Writers: Amanda Conner and Jimmy Palmiotti
Artist: Chad Hardin
Colorist: Alex Sinclair
Letterer: Dave Sharpe
Cover: Amanda Conner and Alex Sinclair
In Harley Quinn issue 1, DC takes the saying “If it ain’t broke, don’t fix it” to heart. Keeping the full creative team from Harley Quinn volume 2 issue 30, this rebirth issue reads like a direct continuation from the last time we saw Harley. DC Rebirth, a relaunch of DC’s ongoing monthly comics, meshes over seventy years’ worth of original content with storylines from the New 52—2011’s revamp effort. With Harley being a breakout star of the New 52 and having a growing fan following from Suicide Squad, it’s no surprise this rebirth has already sold over 400,000 copies. (And what perfect timing with the Suicide Squad movie just releasing on August 5.) In Harley’s rebirth, she teams up with Red Tool—a clear parody of Marvel’s Deadpool—to fight off zombies. Writers Amanda Conner and Jimmy Palmiotti keep the story fun and playful throughout even with a horde of zombies to battle.
The issue is basically split into three parts—first starting off with Harley and Poison Ivy on their spa day—a promise Harley made in issue 30. I’m glad to see Conner and Palmiotti establishing their close friendship immediately in this rebirth. Then, Harley launches into a recap of her origin story, which slows down the issue some, especially for readers who are familiar with her. However, we’re introduced to some new buddies and a new take on her independent journey since departing from the Joker. Finally, we get to the real action: Harley and co. fighting a zombie-esque plague.
I enjoyed Conner and Palmiotti’s different take on the zombies’ origin, especially because in most epidemic stories, we don’t usually see how the plagues start. Taking a few pages to relay this to readers was a definite highlight. Chad Hardin’s art and Alex Sinclair’s coloring are spot on, even down to Red Tool’s creative speech bubbles shaped like different tools, which we’ve seen since issue 26. With their black eyes and rabid-looking expressions, the zombies are scary and fit right into to the classic zombie lore. Having Harley take the lead and hold her own throughout the comic while fighting along two men is another positive for the issue. She shows her sensitive side when seeing her fellow neighbors—like the stand-in mailman—but that doesn’t mean she’s weak. Far from it. Conner and Palmiotti expertly establish her personality from the start. Harley shows readers that you can be flirty and girly and be a total badass.
The cover shows Harley in a modern take on her classic red-and-black attire. Her blonde hair is in pigtails tinged blue and pink—just like in previous issues and how she appears in Suicide Squad. We see some familiar faces in the background—like Joker, Batman, and Poison Ivy. Holding a gun in one hand and her hammer in another, she’s a force to be reckoned—especially with that sly, mischievous grin she’s touting. Interestingly, DC released seventy-four awesome variant covers. (See the DC Comics website for a chance to win them all.)
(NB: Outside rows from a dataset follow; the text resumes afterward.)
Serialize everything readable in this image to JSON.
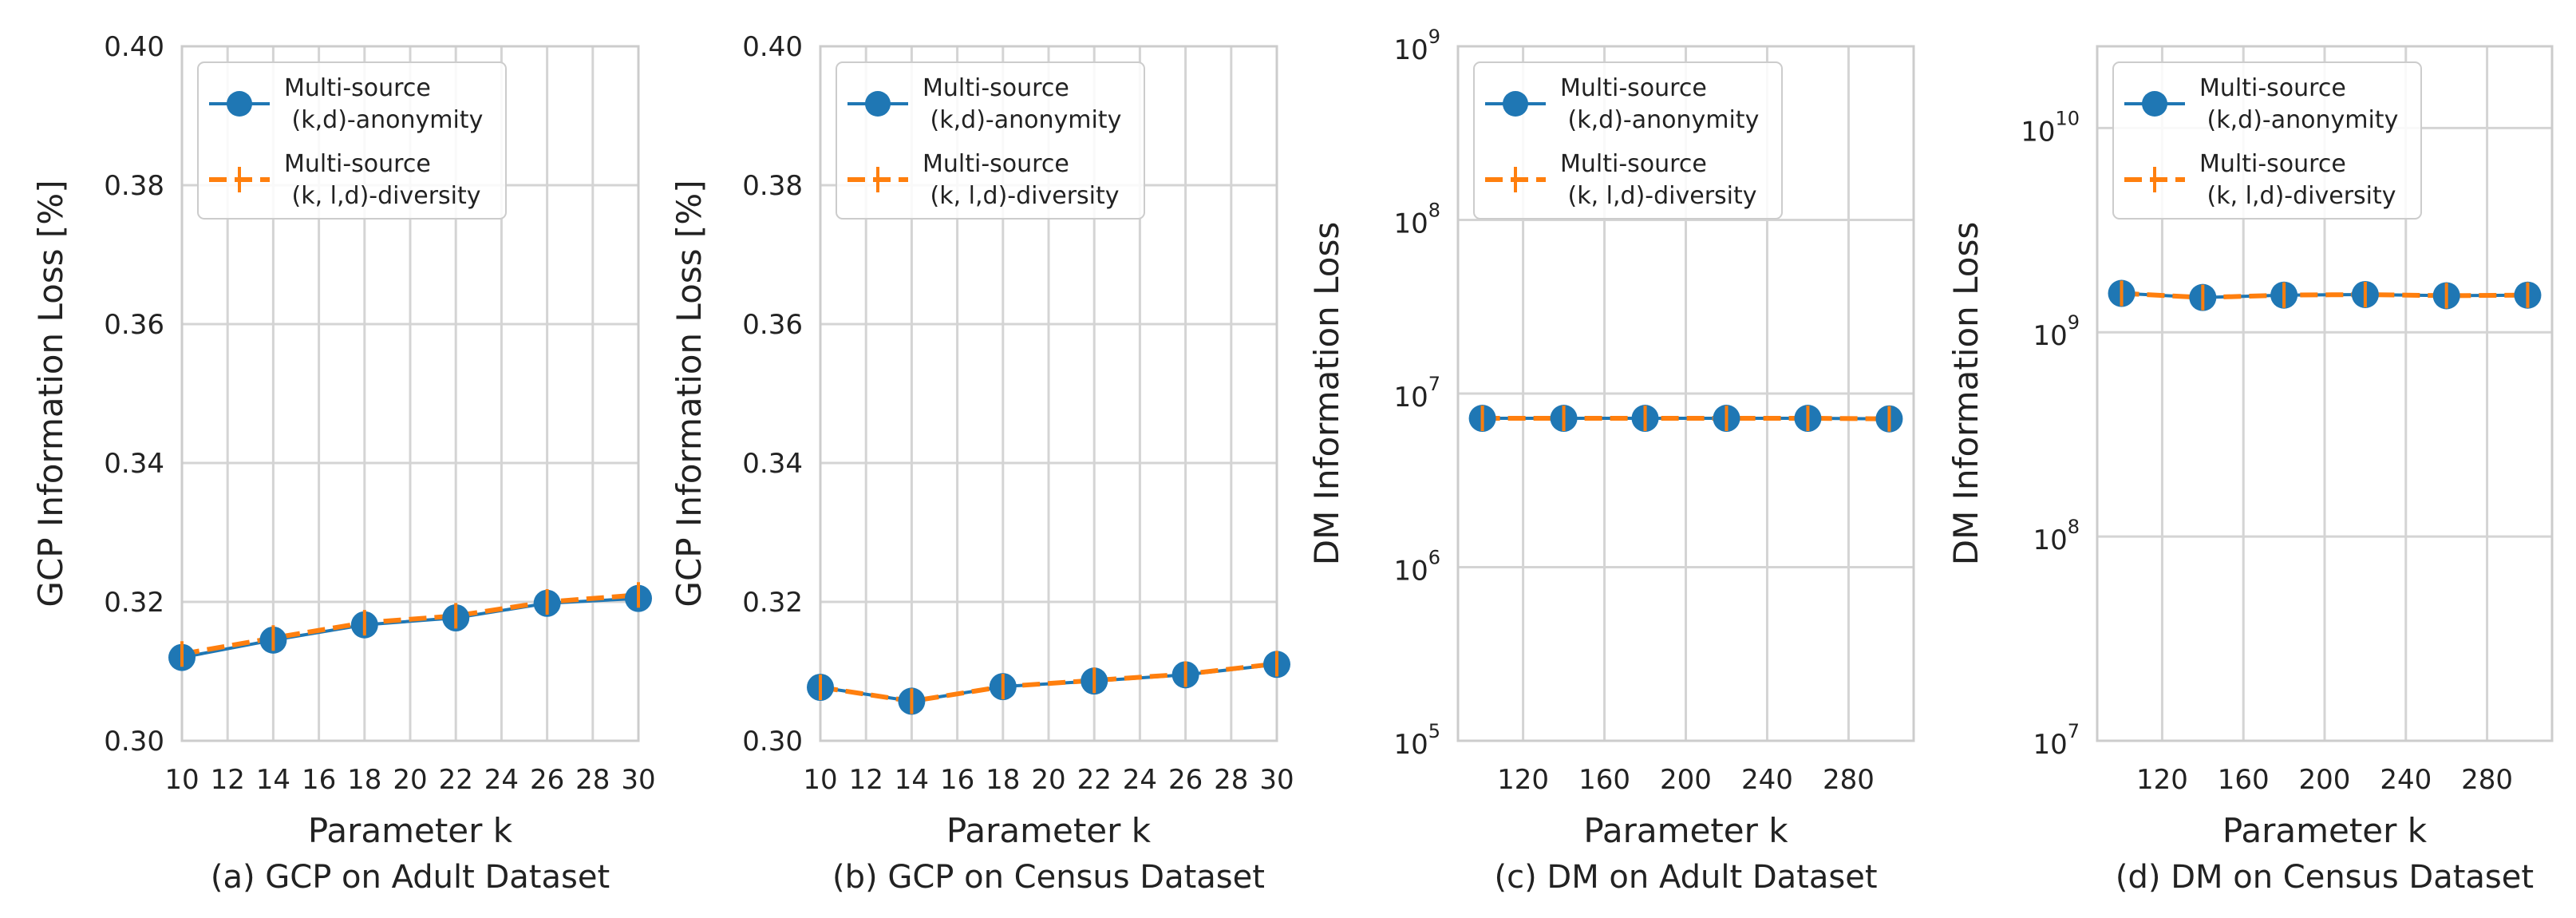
{
  "chart_data": [
    {
      "type": "line",
      "yscale": "linear",
      "caption": "(a) GCP on Adult Dataset",
      "xlabel": "Parameter k",
      "ylabel": "GCP Information Loss [%]",
      "xlim": [
        10,
        30
      ],
      "ylim": [
        0.3,
        0.4
      ],
      "xticks": [
        "10",
        "12",
        "14",
        "16",
        "18",
        "20",
        "22",
        "24",
        "26",
        "28",
        "30"
      ],
      "yticks": [
        "0.30",
        "0.32",
        "0.34",
        "0.36",
        "0.38",
        "0.40"
      ],
      "grid": true,
      "legend_position": "top-left",
      "x": [
        10,
        14,
        18,
        22,
        26,
        30
      ],
      "series": [
        {
          "name": "Multi-source (k,d)-anonymity",
          "legend_lines": [
            "Multi-source",
            " (k,d)-anonymity"
          ],
          "color": "#1f77b4",
          "marker": "circle",
          "linestyle": "solid",
          "values": [
            0.312,
            0.3145,
            0.3167,
            0.3177,
            0.3198,
            0.3205
          ]
        },
        {
          "name": "Multi-source (k, l,d)-diversity",
          "legend_lines": [
            "Multi-source",
            " (k, l,d)-diversity"
          ],
          "color": "#ff7f0e",
          "marker": "vline",
          "linestyle": "dashed",
          "values": [
            0.3125,
            0.3148,
            0.317,
            0.318,
            0.32,
            0.321
          ]
        }
      ]
    },
    {
      "type": "line",
      "yscale": "linear",
      "caption": "(b) GCP on Census Dataset",
      "xlabel": "Parameter k",
      "ylabel": "GCP Information Loss [%]",
      "xlim": [
        10,
        30
      ],
      "ylim": [
        0.3,
        0.4
      ],
      "xticks": [
        "10",
        "12",
        "14",
        "16",
        "18",
        "20",
        "22",
        "24",
        "26",
        "28",
        "30"
      ],
      "yticks": [
        "0.30",
        "0.32",
        "0.34",
        "0.36",
        "0.38",
        "0.40"
      ],
      "grid": true,
      "legend_position": "top-left",
      "x": [
        10,
        14,
        18,
        22,
        26,
        30
      ],
      "series": [
        {
          "name": "Multi-source (k,d)-anonymity",
          "legend_lines": [
            "Multi-source",
            " (k,d)-anonymity"
          ],
          "color": "#1f77b4",
          "marker": "circle",
          "linestyle": "solid",
          "values": [
            0.3077,
            0.3057,
            0.3078,
            0.3086,
            0.3095,
            0.311
          ]
        },
        {
          "name": "Multi-source (k, l,d)-diversity",
          "legend_lines": [
            "Multi-source",
            " (k, l,d)-diversity"
          ],
          "color": "#ff7f0e",
          "marker": "vline",
          "linestyle": "dashed",
          "values": [
            0.3077,
            0.3057,
            0.3078,
            0.3087,
            0.3096,
            0.3111
          ]
        }
      ]
    },
    {
      "type": "line",
      "yscale": "log",
      "caption": "(c) DM on Adult Dataset",
      "xlabel": "Parameter k",
      "ylabel": "DM Information Loss",
      "xlim": [
        88,
        312
      ],
      "ylim_exp": [
        5,
        9
      ],
      "xticks": [
        "120",
        "160",
        "200",
        "240",
        "280"
      ],
      "yticks": [
        {
          "base": "10",
          "exp": "5"
        },
        {
          "base": "10",
          "exp": "6"
        },
        {
          "base": "10",
          "exp": "7"
        },
        {
          "base": "10",
          "exp": "8"
        },
        {
          "base": "10",
          "exp": "9"
        }
      ],
      "grid": true,
      "legend_position": "top-left",
      "x": [
        100,
        140,
        180,
        220,
        260,
        300
      ],
      "series": [
        {
          "name": "Multi-source (k,d)-anonymity",
          "legend_lines": [
            "Multi-source",
            " (k,d)-anonymity"
          ],
          "color": "#1f77b4",
          "marker": "circle",
          "linestyle": "solid",
          "values": [
            7200000,
            7200000,
            7200000,
            7200000,
            7200000,
            7150000
          ]
        },
        {
          "name": "Multi-source (k, l,d)-diversity",
          "legend_lines": [
            "Multi-source",
            " (k, l,d)-diversity"
          ],
          "color": "#ff7f0e",
          "marker": "vline",
          "linestyle": "dashed",
          "values": [
            7200000,
            7200000,
            7200000,
            7200000,
            7200000,
            7150000
          ]
        }
      ]
    },
    {
      "type": "line",
      "yscale": "log",
      "caption": "(d) DM on Census Dataset",
      "xlabel": "Parameter k",
      "ylabel": "DM Information Loss",
      "xlim": [
        88,
        312
      ],
      "ylim_exp": [
        7,
        10.4
      ],
      "xticks": [
        "120",
        "160",
        "200",
        "240",
        "280"
      ],
      "yticks": [
        {
          "base": "10",
          "exp": "7"
        },
        {
          "base": "10",
          "exp": "8"
        },
        {
          "base": "10",
          "exp": "9"
        },
        {
          "base": "10",
          "exp": "10"
        }
      ],
      "grid": true,
      "legend_position": "top-left",
      "x": [
        100,
        140,
        180,
        220,
        260,
        300
      ],
      "series": [
        {
          "name": "Multi-source (k,d)-anonymity",
          "legend_lines": [
            "Multi-source",
            " (k,d)-anonymity"
          ],
          "color": "#1f77b4",
          "marker": "circle",
          "linestyle": "solid",
          "values": [
            1550000000,
            1480000000,
            1520000000,
            1530000000,
            1510000000,
            1520000000
          ]
        },
        {
          "name": "Multi-source (k, l,d)-diversity",
          "legend_lines": [
            "Multi-source",
            " (k, l,d)-diversity"
          ],
          "color": "#ff7f0e",
          "marker": "vline",
          "linestyle": "dashed",
          "values": [
            1550000000,
            1480000000,
            1520000000,
            1530000000,
            1510000000,
            1520000000
          ]
        }
      ]
    }
  ]
}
Aside from a brief halt in the story when Harley launches into her backstory, this rebirth comic is pretty solid. Having the full creative team from previous issues definitely helps keep Harley’s character authentic. The dynamic between Red Tool and Harley is great, and the zombie storyline is fun. Overall, DC has done a good job with this rebirth, and it doesn’t seem like Harley’s appeal is wearing off anytime soon.